Schluss mit Schlaf“Erziehung“ – Petition für ein Ende von „Jedes Kind kann schlafen lernen“!

Es ist an der Zeit, dass sich was ändert!
Ich bin seit einem Jahr Mama mit Leib und Seele und ich bin heute wie gestern so froh, dass mein Sohn ist, wie er ist. Somit hatte ich die Gelegenheit, mein Gefühl durch tolle Bücher wi
e In Liebe wachsen von Dr. Carlos Gonzaléz (Katalane, was mir ja auch noch besonders gefällt :-)), Menschenkinder und Kinder verstehen – born to be wild von Dr. Herbert Renz-Polster, dem derzeitigen Guru in Sachen Kinderentwicklung, Das Attachement Parenting Buch von William und Martha Sears, Die neue Elternschule von Margot Sunderland (bisher nur zur Hälfte gelesen) zu stärken. Und es gibt noch viele, tolle Bücher, die ich unbedingt lesen will. 

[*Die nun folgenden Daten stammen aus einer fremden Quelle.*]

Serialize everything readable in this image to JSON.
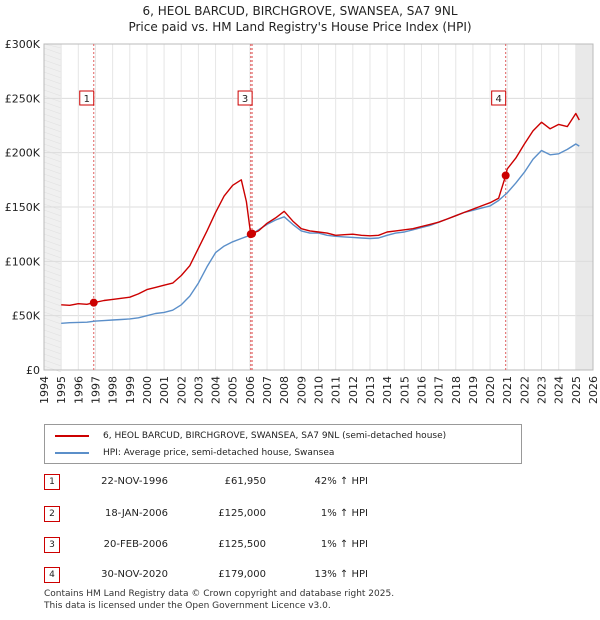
{
  "chart_data": {
    "type": "line",
    "title": "6, HEOL BARCUD, BIRCHGROVE, SWANSEA, SA7 9NL",
    "subtitle": "Price paid vs. HM Land Registry's House Price Index (HPI)",
    "xlim": [
      1994,
      2026
    ],
    "ylim": [
      0,
      300000
    ],
    "x_ticks": [
      "1994",
      "1995",
      "1996",
      "1997",
      "1998",
      "1999",
      "2000",
      "2001",
      "2002",
      "2003",
      "2004",
      "2005",
      "2006",
      "2007",
      "2008",
      "2009",
      "2010",
      "2011",
      "2012",
      "2013",
      "2014",
      "2015",
      "2016",
      "2017",
      "2018",
      "2019",
      "2020",
      "2021",
      "2022",
      "2023",
      "2024",
      "2025",
      "2026"
    ],
    "y_ticks": [
      {
        "value": 0,
        "label": "£0"
      },
      {
        "value": 50000,
        "label": "£50K"
      },
      {
        "value": 100000,
        "label": "£100K"
      },
      {
        "value": 150000,
        "label": "£150K"
      },
      {
        "value": 200000,
        "label": "£200K"
      },
      {
        "value": 250000,
        "label": "£250K"
      },
      {
        "value": 300000,
        "label": "£300K"
      }
    ],
    "series": [
      {
        "name": "6, HEOL BARCUD, BIRCHGROVE, SWANSEA, SA7 9NL (semi-detached house)",
        "color": "#cc0000",
        "x": [
          1995.0,
          1995.5,
          1996.0,
          1996.5,
          1996.9,
          1997.5,
          1998.0,
          1998.5,
          1999.0,
          1999.5,
          2000.0,
          2000.5,
          2001.0,
          2001.5,
          2002.0,
          2002.5,
          2003.0,
          2003.5,
          2004.0,
          2004.5,
          2005.0,
          2005.5,
          2005.8,
          2006.05,
          2006.13,
          2006.5,
          2007.0,
          2007.5,
          2008.0,
          2008.5,
          2009.0,
          2009.5,
          2010.0,
          2010.5,
          2011.0,
          2011.5,
          2012.0,
          2012.5,
          2013.0,
          2013.5,
          2014.0,
          2014.5,
          2015.0,
          2015.5,
          2016.0,
          2016.5,
          2017.0,
          2017.5,
          2018.0,
          2018.5,
          2019.0,
          2019.5,
          2020.0,
          2020.5,
          2020.91,
          2021.0,
          2021.5,
          2022.0,
          2022.5,
          2023.0,
          2023.5,
          2024.0,
          2024.5,
          2025.0,
          2025.2
        ],
        "values": [
          60000,
          59500,
          61000,
          60500,
          61950,
          64000,
          65000,
          66000,
          67000,
          70000,
          74000,
          76000,
          78000,
          80000,
          87000,
          96000,
          112000,
          128000,
          145000,
          160000,
          170000,
          175000,
          155000,
          125000,
          125500,
          128000,
          135000,
          140000,
          146000,
          137000,
          130000,
          128000,
          127000,
          126000,
          124000,
          124500,
          125000,
          124000,
          123500,
          124000,
          127000,
          128000,
          129000,
          130000,
          132000,
          134000,
          136000,
          139000,
          142000,
          145000,
          148000,
          151000,
          154000,
          158000,
          179000,
          185000,
          195000,
          208000,
          220000,
          228000,
          222000,
          226000,
          224000,
          236000,
          230000
        ]
      },
      {
        "name": "HPI: Average price, semi-detached house, Swansea",
        "color": "#5b8fc9",
        "x": [
          1995.0,
          1995.5,
          1996.0,
          1996.5,
          1997.0,
          1997.5,
          1998.0,
          1998.5,
          1999.0,
          1999.5,
          2000.0,
          2000.5,
          2001.0,
          2001.5,
          2002.0,
          2002.5,
          2003.0,
          2003.5,
          2004.0,
          2004.5,
          2005.0,
          2005.5,
          2006.0,
          2006.5,
          2007.0,
          2007.5,
          2008.0,
          2008.5,
          2009.0,
          2009.5,
          2010.0,
          2010.5,
          2011.0,
          2011.5,
          2012.0,
          2012.5,
          2013.0,
          2013.5,
          2014.0,
          2014.5,
          2015.0,
          2015.5,
          2016.0,
          2016.5,
          2017.0,
          2017.5,
          2018.0,
          2018.5,
          2019.0,
          2019.5,
          2020.0,
          2020.5,
          2021.0,
          2021.5,
          2022.0,
          2022.5,
          2023.0,
          2023.5,
          2024.0,
          2024.5,
          2025.0,
          2025.2
        ],
        "values": [
          43000,
          43500,
          43800,
          44000,
          45000,
          45500,
          46000,
          46500,
          47000,
          48000,
          50000,
          52000,
          53000,
          55000,
          60000,
          68000,
          80000,
          95000,
          108000,
          114000,
          118000,
          121000,
          124000,
          129000,
          134000,
          138000,
          141000,
          134000,
          128000,
          126000,
          126000,
          124000,
          123000,
          122500,
          122000,
          121500,
          121000,
          121500,
          124000,
          126000,
          127000,
          129000,
          131000,
          133000,
          136000,
          139000,
          142000,
          145000,
          147000,
          149000,
          151000,
          156000,
          163000,
          172000,
          182000,
          194000,
          202000,
          198000,
          199000,
          203000,
          208000,
          206000
        ]
      }
    ],
    "transactions": [
      {
        "n": "1",
        "x": 1996.9,
        "value": 61950
      },
      {
        "n": "2",
        "x": 2006.05,
        "value": 125000
      },
      {
        "n": "3",
        "x": 2006.13,
        "value": 125500
      },
      {
        "n": "4",
        "x": 2020.91,
        "value": 179000
      }
    ],
    "chart_boxes": [
      {
        "n": "1",
        "x": 1996.9
      },
      {
        "n": "3",
        "x": 2006.13
      },
      {
        "n": "4",
        "x": 2020.91
      }
    ]
  },
  "legend": {
    "property": "6, HEOL BARCUD, BIRCHGROVE, SWANSEA, SA7 9NL (semi-detached house)",
    "hpi": "HPI: Average price, semi-detached house, Swansea"
  },
  "table": [
    {
      "n": "1",
      "date": "22-NOV-1996",
      "price": "£61,950",
      "hpi": "42% ↑ HPI"
    },
    {
      "n": "2",
      "date": "18-JAN-2006",
      "price": "£125,000",
      "hpi": "1% ↑ HPI"
    },
    {
      "n": "3",
      "date": "20-FEB-2006",
      "price": "£125,500",
      "hpi": "1% ↑ HPI"
    },
    {
      "n": "4",
      "date": "30-NOV-2020",
      "price": "£179,000",
      "hpi": "13% ↑ HPI"
    }
  ],
  "footer": {
    "line1": "Contains HM Land Registry data © Crown copyright and database right 2025.",
    "line2": "This data is licensed under the Open Government Licence v3.0."
  },
  "colors": {
    "property": "#cc0000",
    "hpi": "#5b8fc9"
  }
}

Tja, und dann gibt es da ein Buch, welches ich lesen wollte, um mir endlich nach so vielen negativen Rezensionen ein eigenes Bild zu machen: Jedes Kind kann schlafen lernen. Ja, ich habe es nun gelesen und ja, ich habe mir ein eigenes Bild gemacht. Mein Fazit: Es ist noch viel furchtbarer, als ich es mir vorgestellt habe. Dieses Buch wird als Besteller, ja sogar als Bibel der Erziehungsratgeber betitelt. Einfach nur gruselig! Es sollte lieber Platz für andere, wirklich fortschrittliche Elternliteratur geschaffen werden. Aus diesem Grund:

Hilf mit und überzeuge auch du den GU Verlag, das Buch JKKSL umgehend vom Markt zu nehmen!

Schon allein der Titel ist total irreführend. Jedes Kind KANN schlafen, sofern man es denn lässt und ihm eine artgerechte Umgebung schafft. 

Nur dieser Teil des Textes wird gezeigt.